A year after women quit, the improvement in one measure of lung function is 2.3 times as high as that in men, the study says.
Still, among the 5,300 middle-aged smokers and former smokers studied, all with mild or moderate chronic obstructive pulmonary disease, men and women breathed easier after quitting.
"The first message is, it's never too late to quit," said Dr. Gail Weinmann, a lung specialist with the National Heart, Lung and Blood Institute, which supported the study.
Chronic obstructive pulmonary disease, the researchers said, is the fourth most common cause of death in the United States, and includes ailments like emphysema and chronic bronchitis.

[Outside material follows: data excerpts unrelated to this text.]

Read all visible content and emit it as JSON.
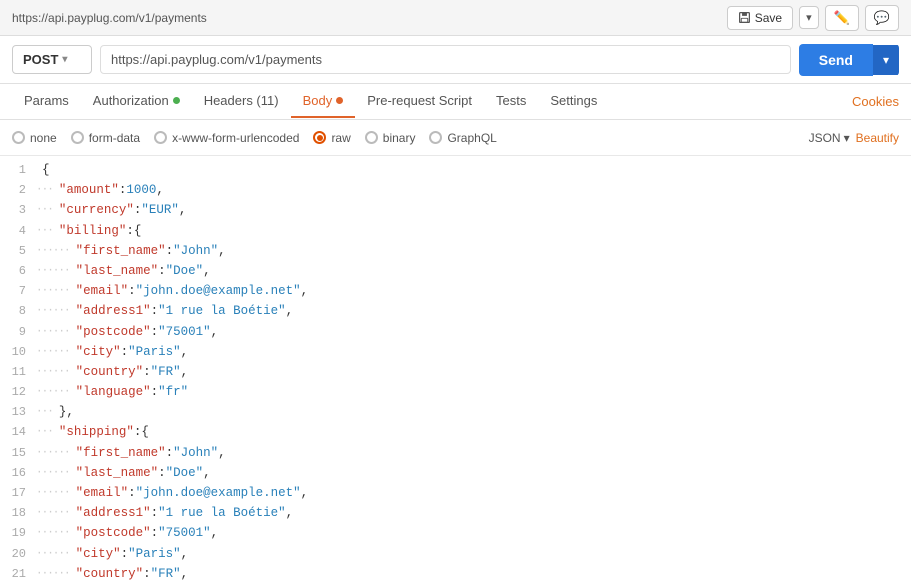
{
  "titleBar": {
    "url": "https://api.payplug.com/v1/payments",
    "saveLabel": "Save",
    "saveArrow": "▾"
  },
  "urlBar": {
    "method": "POST",
    "methodArrow": "▾",
    "url": "https://api.payplug.com/v1/payments",
    "sendLabel": "Send",
    "sendArrow": "▾"
  },
  "tabs": {
    "items": [
      {
        "id": "params",
        "label": "Params",
        "hasDot": false,
        "dotColor": "",
        "active": false
      },
      {
        "id": "authorization",
        "label": "Authorization",
        "hasDot": true,
        "dotColor": "green",
        "active": false
      },
      {
        "id": "headers",
        "label": "Headers (11)",
        "hasDot": false,
        "dotColor": "",
        "active": false
      },
      {
        "id": "body",
        "label": "Body",
        "hasDot": true,
        "dotColor": "orange",
        "active": true
      },
      {
        "id": "pre-request",
        "label": "Pre-request Script",
        "hasDot": false,
        "dotColor": "",
        "active": false
      },
      {
        "id": "tests",
        "label": "Tests",
        "hasDot": false,
        "dotColor": "",
        "active": false
      },
      {
        "id": "settings",
        "label": "Settings",
        "hasDot": false,
        "dotColor": "",
        "active": false
      }
    ],
    "rightAction": "Cookies"
  },
  "formatBar": {
    "options": [
      {
        "id": "none",
        "label": "none",
        "selected": false
      },
      {
        "id": "form-data",
        "label": "form-data",
        "selected": false
      },
      {
        "id": "x-www-form-urlencoded",
        "label": "x-www-form-urlencoded",
        "selected": false
      },
      {
        "id": "raw",
        "label": "raw",
        "selected": true
      },
      {
        "id": "binary",
        "label": "binary",
        "selected": false
      },
      {
        "id": "graphql",
        "label": "GraphQL",
        "selected": false
      }
    ],
    "jsonLabel": "JSON",
    "beautifyLabel": "Beautify"
  },
  "codeLines": [
    {
      "num": 1,
      "dots": "",
      "content": "{"
    },
    {
      "num": 2,
      "dots": "···",
      "content": "\"amount\":1000,"
    },
    {
      "num": 3,
      "dots": "···",
      "content": "\"currency\":\"EUR\","
    },
    {
      "num": 4,
      "dots": "···",
      "content": "\"billing\":{"
    },
    {
      "num": 5,
      "dots": "······",
      "content": "\"first_name\":\"John\","
    },
    {
      "num": 6,
      "dots": "······",
      "content": "\"last_name\":\"Doe\","
    },
    {
      "num": 7,
      "dots": "······",
      "content": "\"email\":\"john.doe@example.net\","
    },
    {
      "num": 8,
      "dots": "······",
      "content": "\"address1\":\"1 rue la Boétie\","
    },
    {
      "num": 9,
      "dots": "······",
      "content": "\"postcode\":\"75001\","
    },
    {
      "num": 10,
      "dots": "······",
      "content": "\"city\":\"Paris\","
    },
    {
      "num": 11,
      "dots": "······",
      "content": "\"country\":\"FR\","
    },
    {
      "num": 12,
      "dots": "······",
      "content": "\"language\":\"fr\""
    },
    {
      "num": 13,
      "dots": "···",
      "content": "},"
    },
    {
      "num": 14,
      "dots": "···",
      "content": "\"shipping\":{"
    },
    {
      "num": 15,
      "dots": "······",
      "content": "\"first_name\":\"John\","
    },
    {
      "num": 16,
      "dots": "······",
      "content": "\"last_name\":\"Doe\","
    },
    {
      "num": 17,
      "dots": "······",
      "content": "\"email\":\"john.doe@example.net\","
    },
    {
      "num": 18,
      "dots": "······",
      "content": "\"address1\":\"1 rue la Boétie\","
    },
    {
      "num": 19,
      "dots": "······",
      "content": "\"postcode\":\"75001\","
    },
    {
      "num": 20,
      "dots": "······",
      "content": "\"city\":\"Paris\","
    },
    {
      "num": 21,
      "dots": "······",
      "content": "\"country\":\"FR\","
    }
  ]
}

The study followed the health of its participants over five years. Among other tests, the researchers measured the volume of air exhaled per second by the study subjects to gauge lung function. One year after quitting, the women did much better than the men, although the difference narrowed over the course of the study.
Why is there any difference at all? It may be that men have less damage to repair.
"It's long been the hypothesis that women are more susceptible to the effects of smoking, and it's hard to know why," Dr. Weinmann said. One possibility, she said, is that in general women have smaller lungs and smaller airways.